I waited. At last he raised his head and looked at me. He was a big, brutish man, but he would not last a minute, I thought, in front of a hostile magistrate. No one had even threatened to torture him.

He sat down again, avoiding my eyes. ‘I suppose, power. Freedom and money perhaps, but most of all power. I don’t think he would murder for revenge. One can have very little power over the dead.’

‘But in exchange for power?’

He looked at me then. ‘He might do anything.’ He leaned forward, leering excitedly. ‘I see what you are thinking, citizen. Those soldiers at the gate . . .’

It was not exactly what I was thinking, but I said, ‘Go on.’

‘Suppose Daedalus was paid to murder Crassus? Bribed by some high official perhaps, or offered a lucrative post – that would explain everything. If Crassus was plotting against the empire, as Marcus thinks, he would have powerful enemies. Men with the money to offer Daedalus anything.’ He smiled triumphantly, seizing my arm again. ‘If you prove this, citizen, do not forget that it was me who reported those soldiers at the gate.’

‘Or “soldier”,’ I said. ‘One each time.’

‘Yes,’ Aulus agreed, ‘but there might have been others behind the scenes. They were centurions, after all. They could have had a military gig, for instance, to bring the body back unseen.’

‘Of course,’ I said, ‘such powerful men would have the means to buy your service, too.’

He got up, terrified. ‘I swear, citizen . . .’

‘After all,’ I went on remorselessly, ‘you are known to be a spy.’

‘That is different, citizen! Quite different! Marcus is a state official, and besides I had no choice . . .’

‘A man will stoop to anything,’ I quoted softly, ‘for a price. What was your price, doorkeeper? And do not lie to me, I have Marcus’ ear.’

He slumped down upon his stool again. ‘It was . . . it was a small thing – a theft. I swear I did not know. I saw it lying on the highway and picked it up. I did not know it was the quaestor’s purse.’
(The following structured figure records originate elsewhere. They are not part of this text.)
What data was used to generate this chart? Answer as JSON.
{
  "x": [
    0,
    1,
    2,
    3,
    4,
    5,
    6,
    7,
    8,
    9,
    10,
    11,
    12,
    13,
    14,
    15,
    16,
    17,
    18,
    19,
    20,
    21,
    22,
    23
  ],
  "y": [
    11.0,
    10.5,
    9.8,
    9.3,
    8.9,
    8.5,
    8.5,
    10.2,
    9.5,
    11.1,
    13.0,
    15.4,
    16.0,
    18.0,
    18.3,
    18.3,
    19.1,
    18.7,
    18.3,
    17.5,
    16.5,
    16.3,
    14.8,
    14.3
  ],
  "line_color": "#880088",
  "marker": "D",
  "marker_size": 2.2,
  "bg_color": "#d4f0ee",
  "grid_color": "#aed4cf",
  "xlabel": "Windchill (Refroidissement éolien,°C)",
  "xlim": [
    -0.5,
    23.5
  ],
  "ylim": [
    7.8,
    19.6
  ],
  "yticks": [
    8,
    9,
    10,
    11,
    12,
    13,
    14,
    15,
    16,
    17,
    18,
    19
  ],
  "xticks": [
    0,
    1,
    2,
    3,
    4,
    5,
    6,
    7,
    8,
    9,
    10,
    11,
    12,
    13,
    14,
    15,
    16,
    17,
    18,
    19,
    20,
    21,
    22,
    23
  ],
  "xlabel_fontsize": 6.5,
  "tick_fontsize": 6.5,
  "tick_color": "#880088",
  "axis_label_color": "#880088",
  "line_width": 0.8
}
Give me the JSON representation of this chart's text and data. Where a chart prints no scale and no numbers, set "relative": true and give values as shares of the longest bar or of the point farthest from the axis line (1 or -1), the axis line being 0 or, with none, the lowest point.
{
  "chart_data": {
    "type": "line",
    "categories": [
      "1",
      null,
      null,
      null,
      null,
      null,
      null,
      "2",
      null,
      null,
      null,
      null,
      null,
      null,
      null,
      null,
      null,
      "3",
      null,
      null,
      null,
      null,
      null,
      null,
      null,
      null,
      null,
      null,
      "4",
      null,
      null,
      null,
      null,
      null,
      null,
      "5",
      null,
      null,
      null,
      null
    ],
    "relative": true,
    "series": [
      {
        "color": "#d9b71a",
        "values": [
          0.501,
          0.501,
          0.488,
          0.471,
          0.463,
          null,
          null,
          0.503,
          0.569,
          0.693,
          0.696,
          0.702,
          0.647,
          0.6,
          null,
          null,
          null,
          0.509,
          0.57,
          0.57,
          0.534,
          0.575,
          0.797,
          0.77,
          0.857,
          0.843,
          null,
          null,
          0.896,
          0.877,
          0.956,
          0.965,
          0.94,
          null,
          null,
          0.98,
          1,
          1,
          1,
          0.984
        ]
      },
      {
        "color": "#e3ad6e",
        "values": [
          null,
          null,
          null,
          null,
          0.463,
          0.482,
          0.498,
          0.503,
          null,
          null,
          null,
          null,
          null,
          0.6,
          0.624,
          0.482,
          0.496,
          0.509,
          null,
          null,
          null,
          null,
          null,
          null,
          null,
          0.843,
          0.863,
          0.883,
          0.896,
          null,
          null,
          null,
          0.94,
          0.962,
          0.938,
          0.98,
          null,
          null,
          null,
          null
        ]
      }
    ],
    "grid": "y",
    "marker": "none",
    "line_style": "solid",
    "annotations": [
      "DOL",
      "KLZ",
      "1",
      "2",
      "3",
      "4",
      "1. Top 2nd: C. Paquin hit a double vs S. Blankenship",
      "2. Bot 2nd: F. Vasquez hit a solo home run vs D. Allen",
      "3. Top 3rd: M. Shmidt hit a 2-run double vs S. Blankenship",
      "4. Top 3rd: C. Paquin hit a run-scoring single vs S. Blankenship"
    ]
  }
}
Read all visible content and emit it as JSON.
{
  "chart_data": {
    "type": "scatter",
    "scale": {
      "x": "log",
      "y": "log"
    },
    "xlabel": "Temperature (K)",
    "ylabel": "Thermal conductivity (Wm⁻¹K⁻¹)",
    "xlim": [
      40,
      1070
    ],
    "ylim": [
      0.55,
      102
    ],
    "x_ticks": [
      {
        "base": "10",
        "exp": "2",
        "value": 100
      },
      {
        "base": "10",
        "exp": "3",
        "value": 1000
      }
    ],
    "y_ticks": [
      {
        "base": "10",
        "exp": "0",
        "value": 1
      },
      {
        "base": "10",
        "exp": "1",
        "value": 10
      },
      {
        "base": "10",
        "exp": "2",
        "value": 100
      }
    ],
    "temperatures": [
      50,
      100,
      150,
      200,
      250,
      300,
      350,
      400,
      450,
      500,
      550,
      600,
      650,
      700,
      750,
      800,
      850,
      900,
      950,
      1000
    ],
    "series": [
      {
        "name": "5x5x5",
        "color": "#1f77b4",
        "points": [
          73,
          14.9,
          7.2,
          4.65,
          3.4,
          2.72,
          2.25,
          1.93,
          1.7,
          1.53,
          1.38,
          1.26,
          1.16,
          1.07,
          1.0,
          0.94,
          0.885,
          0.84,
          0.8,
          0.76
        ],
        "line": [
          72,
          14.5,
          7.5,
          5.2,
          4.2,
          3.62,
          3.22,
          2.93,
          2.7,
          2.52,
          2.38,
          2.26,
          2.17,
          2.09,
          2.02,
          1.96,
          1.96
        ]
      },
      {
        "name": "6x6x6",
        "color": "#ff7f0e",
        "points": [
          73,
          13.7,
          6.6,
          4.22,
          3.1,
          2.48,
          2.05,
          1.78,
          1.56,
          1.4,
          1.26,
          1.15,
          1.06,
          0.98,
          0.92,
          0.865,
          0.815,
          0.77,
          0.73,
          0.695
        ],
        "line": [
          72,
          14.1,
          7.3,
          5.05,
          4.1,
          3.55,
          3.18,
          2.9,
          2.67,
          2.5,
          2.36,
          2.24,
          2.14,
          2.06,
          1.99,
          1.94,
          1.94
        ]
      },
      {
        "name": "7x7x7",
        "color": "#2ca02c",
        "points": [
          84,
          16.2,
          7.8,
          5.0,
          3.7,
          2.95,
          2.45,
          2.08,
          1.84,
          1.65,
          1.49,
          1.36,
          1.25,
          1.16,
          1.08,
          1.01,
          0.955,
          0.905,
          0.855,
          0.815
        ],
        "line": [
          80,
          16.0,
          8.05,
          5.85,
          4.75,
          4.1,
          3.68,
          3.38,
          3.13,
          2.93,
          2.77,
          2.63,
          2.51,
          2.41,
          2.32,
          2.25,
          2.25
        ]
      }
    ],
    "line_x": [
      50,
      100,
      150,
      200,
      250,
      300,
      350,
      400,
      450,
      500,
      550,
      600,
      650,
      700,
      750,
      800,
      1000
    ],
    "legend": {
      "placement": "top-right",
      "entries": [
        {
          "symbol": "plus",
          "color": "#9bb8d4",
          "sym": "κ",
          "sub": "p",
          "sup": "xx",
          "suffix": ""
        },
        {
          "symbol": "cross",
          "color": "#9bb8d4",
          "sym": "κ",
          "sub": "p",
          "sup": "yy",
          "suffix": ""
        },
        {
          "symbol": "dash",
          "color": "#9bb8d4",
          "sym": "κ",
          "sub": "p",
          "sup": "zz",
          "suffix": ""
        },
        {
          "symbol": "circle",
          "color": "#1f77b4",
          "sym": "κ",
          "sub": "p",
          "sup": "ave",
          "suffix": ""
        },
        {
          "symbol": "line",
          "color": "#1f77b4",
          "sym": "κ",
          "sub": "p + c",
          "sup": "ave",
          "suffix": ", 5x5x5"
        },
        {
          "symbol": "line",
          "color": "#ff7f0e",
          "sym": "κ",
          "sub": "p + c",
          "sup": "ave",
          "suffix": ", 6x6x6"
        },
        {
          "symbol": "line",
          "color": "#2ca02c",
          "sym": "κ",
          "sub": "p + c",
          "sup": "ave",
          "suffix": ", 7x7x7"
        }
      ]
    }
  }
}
‘Picking up a purse on the highway? That is hardly a capital offence.’

‘No.’ Aulus shifted uneasily. ‘Only – there was a body lying beside it.’

‘The quaestor?’ I had not heard of the incident.
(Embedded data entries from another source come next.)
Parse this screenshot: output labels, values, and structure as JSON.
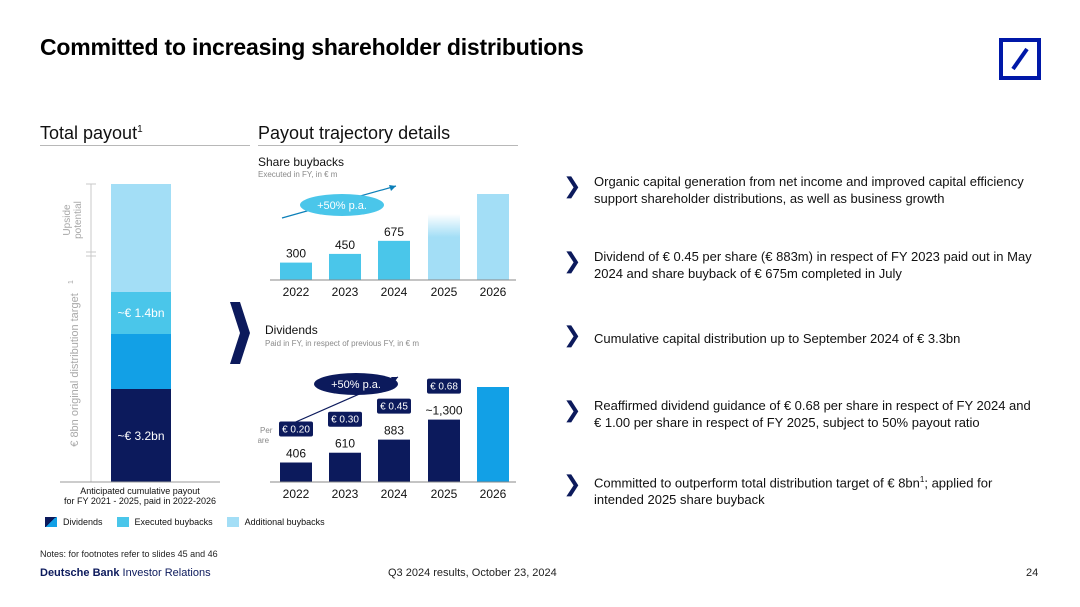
{
  "title": "Committed to increasing shareholder distributions",
  "left_panel": {
    "heading": "Total payout",
    "heading_sup": "1",
    "upside_label_1": "Upside",
    "upside_label_2": "potential",
    "target_label": "€ 8bn original distribution target",
    "target_sup": "1",
    "segment_buybacks_label": "~€ 1.4bn",
    "segment_dividends_label": "~€ 3.2bn",
    "caption_line1": "Anticipated cumulative payout",
    "caption_line2": "for FY 2021 - 2025, paid in 2022-2026",
    "colors": {
      "dividends": "#0c1a5c",
      "executed": "#12a0e6",
      "additional": "#a3def6",
      "executed_light": "#4ac6ea"
    }
  },
  "legend": {
    "dividends": "Dividends",
    "executed": "Executed buybacks",
    "additional": "Additional buybacks"
  },
  "right_panel": {
    "heading": "Payout trajectory details",
    "buybacks_title": "Share buybacks",
    "buybacks_sub": "Executed in FY, in € m",
    "buybacks_growth": "+50% p.a.",
    "dividends_title": "Dividends",
    "dividends_sub": "Paid in FY, in respect of previous FY, in € m",
    "dividends_growth": "+50% p.a.",
    "per_share_1": "Per",
    "per_share_2": "share"
  },
  "chart_data": [
    {
      "type": "bar",
      "title": "Share buybacks",
      "subtitle": "Executed in FY, in € m",
      "categories": [
        "2022",
        "2023",
        "2024",
        "2025",
        "2026"
      ],
      "values": [
        300,
        450,
        675,
        null,
        null
      ],
      "value_labels": [
        "300",
        "450",
        "675",
        "",
        ""
      ]
    },
    {
      "type": "bar",
      "title": "Dividends",
      "subtitle": "Paid in FY, in respect of previous FY, in € m",
      "categories": [
        "2022",
        "2023",
        "2024",
        "2025",
        "2026"
      ],
      "values": [
        406,
        610,
        883,
        1300,
        null
      ],
      "value_labels": [
        "406",
        "610",
        "883",
        "~1,300",
        ""
      ],
      "per_share_labels": [
        "€ 0.20",
        "€ 0.30",
        "€ 0.45",
        "€ 0.68",
        ""
      ]
    }
  ],
  "bullets": [
    {
      "text": "Organic capital generation from net income and improved capital efficiency support shareholder distributions, as well as business growth"
    },
    {
      "text": "Dividend of € 0.45 per share (€ 883m) in respect of FY 2023 paid out in May 2024 and share buyback of € 675m completed in July"
    },
    {
      "text": "Cumulative capital distribution up to September 2024 of € 3.3bn"
    },
    {
      "text": "Reaffirmed dividend guidance of € 0.68 per share in respect of FY 2024 and € 1.00 per share in respect of FY 2025, subject to 50% payout ratio"
    },
    {
      "text": "Committed to outperform total distribution target of € 8bn",
      "sup": "1",
      "tail": "; applied for intended 2025 share buyback"
    }
  ],
  "footer": {
    "notes": "Notes: for footnotes refer to slides 45 and 46",
    "brand_bold": "Deutsche Bank",
    "brand_rest": " Investor Relations",
    "center": "Q3 2024 results, October 23, 2024",
    "page": "24"
  }
}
He met my eyes. ‘No, the thief. There had been a struggle, he was wounded and must have crawled away and died. And there was I, standing beside the body with the purse in my hand, when Marcus and his lictor arrived. They had been riding some way behind the quaestor and had come to investigate the trail of blood. They said I was an accomplice.’

‘I see.’ It was easy to imagine. Marcus had persuaded the lad that his life was in danger – banditry on the imperial highway was punishable by crucifixion. Not a risk to be run lightly. Aulus had been quietly released in return for a promise to supply information. By such means are spies recruited.
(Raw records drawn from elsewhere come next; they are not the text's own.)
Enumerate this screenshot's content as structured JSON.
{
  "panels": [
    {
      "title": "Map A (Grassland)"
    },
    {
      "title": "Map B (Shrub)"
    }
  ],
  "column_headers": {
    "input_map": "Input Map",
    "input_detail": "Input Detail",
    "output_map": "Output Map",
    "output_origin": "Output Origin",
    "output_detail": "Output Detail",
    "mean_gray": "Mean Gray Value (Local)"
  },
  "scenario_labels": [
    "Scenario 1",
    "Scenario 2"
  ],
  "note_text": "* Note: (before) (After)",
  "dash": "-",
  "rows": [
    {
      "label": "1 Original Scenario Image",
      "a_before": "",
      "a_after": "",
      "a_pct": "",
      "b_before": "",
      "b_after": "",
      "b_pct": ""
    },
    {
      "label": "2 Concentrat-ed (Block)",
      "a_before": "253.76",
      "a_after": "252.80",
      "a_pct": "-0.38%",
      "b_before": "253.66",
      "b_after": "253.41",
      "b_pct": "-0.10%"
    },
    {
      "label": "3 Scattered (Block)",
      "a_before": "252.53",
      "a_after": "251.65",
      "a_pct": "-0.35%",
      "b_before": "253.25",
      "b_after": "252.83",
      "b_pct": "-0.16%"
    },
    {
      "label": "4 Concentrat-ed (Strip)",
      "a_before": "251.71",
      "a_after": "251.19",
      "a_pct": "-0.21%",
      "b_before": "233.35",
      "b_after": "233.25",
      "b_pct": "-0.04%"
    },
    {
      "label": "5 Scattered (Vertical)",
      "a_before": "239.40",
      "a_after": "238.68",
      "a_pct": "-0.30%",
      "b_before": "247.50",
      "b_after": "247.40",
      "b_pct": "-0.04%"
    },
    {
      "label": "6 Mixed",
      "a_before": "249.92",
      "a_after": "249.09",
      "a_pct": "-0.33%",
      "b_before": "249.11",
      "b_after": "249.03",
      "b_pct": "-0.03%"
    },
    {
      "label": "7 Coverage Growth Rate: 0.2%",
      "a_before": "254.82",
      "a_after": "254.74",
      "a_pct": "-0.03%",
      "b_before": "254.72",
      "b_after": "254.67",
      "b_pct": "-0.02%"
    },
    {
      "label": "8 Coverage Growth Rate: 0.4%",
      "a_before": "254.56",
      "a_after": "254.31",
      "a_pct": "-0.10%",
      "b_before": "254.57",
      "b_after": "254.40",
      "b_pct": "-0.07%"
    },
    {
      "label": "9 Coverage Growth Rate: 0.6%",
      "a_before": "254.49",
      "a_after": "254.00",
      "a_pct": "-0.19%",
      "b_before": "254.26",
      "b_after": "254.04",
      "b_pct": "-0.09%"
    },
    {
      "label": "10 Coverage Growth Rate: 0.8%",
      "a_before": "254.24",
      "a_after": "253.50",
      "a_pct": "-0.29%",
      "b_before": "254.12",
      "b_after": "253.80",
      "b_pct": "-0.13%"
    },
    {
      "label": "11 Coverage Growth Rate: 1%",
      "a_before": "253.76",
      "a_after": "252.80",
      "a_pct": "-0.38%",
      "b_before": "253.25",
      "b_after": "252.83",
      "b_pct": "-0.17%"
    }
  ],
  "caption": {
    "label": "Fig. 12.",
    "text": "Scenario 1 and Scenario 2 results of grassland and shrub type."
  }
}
It was neat. Perhaps on reflection Marcus’ choice of spy was not a bad one, even if he did seek the occasional bribe. A man terrified for his life could be relied upon to tell everything that he knew, prompted by a threat or two. Wasn’t I, after all, using a similar technique?

It was effective too. Aulus was positively babbling in his desire to offer information. ‘There is one other thing, citizen. Something I learned about Daedalus. It may not be important – I don’t think it is – but I believe he had . . . a woman.’